The most famous first person shooter franchise of all time returned with a dark and jumpy sequel that fit perfectly on consoles

What made it so great?
Videogames don't often legitimately scare the crap out of us. The survival horror genre loves to build up a vague sense of despair and foreboding, but it's rare when something actually makes your heart leap right up your throat.

Doom 3 is one of the exceptions. The entire experience is carefully calculated to give you seizures, not goosebumps. Monsters here don't creep teasingly on the corners of the screen. They shove their hellishly mutated faces into yours at every possible opportunity and from every possible direction. Is it subtle? No. Is it eventually predictable? Yes. But like a great haunted house, the constant adrenaline rush is enough to keep you going.
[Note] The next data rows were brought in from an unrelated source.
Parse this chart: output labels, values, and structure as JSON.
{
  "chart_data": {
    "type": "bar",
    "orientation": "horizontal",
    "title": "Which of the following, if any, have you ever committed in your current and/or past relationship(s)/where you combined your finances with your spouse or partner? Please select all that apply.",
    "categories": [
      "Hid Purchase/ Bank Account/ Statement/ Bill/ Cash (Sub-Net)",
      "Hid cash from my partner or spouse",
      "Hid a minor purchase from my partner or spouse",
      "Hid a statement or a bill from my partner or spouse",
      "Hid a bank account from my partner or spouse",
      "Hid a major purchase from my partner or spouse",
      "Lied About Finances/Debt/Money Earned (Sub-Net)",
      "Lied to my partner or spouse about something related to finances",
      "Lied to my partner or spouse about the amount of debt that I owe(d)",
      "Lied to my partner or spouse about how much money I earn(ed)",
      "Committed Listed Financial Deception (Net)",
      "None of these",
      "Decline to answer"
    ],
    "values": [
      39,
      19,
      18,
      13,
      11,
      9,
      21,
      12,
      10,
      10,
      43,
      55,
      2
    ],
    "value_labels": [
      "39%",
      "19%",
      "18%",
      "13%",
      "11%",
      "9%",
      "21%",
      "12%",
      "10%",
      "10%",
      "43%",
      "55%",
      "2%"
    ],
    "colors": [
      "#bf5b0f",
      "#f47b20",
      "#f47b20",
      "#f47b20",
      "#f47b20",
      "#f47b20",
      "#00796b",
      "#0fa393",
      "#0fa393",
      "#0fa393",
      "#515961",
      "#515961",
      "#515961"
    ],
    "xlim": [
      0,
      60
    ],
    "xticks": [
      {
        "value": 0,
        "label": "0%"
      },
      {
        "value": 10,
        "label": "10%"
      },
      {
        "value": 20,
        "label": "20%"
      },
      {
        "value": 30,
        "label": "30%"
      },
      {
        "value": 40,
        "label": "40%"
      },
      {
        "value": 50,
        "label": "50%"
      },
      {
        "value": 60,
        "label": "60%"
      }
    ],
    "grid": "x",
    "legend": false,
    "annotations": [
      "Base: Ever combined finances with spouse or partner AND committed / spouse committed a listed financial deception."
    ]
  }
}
Plus, the Xbox version wasn't a mindless port from the PC. Preceding the best parts of Gears and Crackdown, it added a sweet co-op mode that enabled you to play through modified single player levels with friends.



Get ready to play
The most infamous criticism leveled at Doom 3 is that you can't use a flashlight and weapon simultaneously. With so much darkness in the game, it can be a tad frustrating. Once you've learned to watch for your enemy's glowing eyes and to aim by the brief light of your muzzle flash, however, you'll appreciate how the design choice makes play even more nerve-wracking.

Been there, done that?
The equally anticipated shooter sequel Half-Life 2 didn't make the graphical transition from PC as nicely, but the legendary gameplay and physics survived.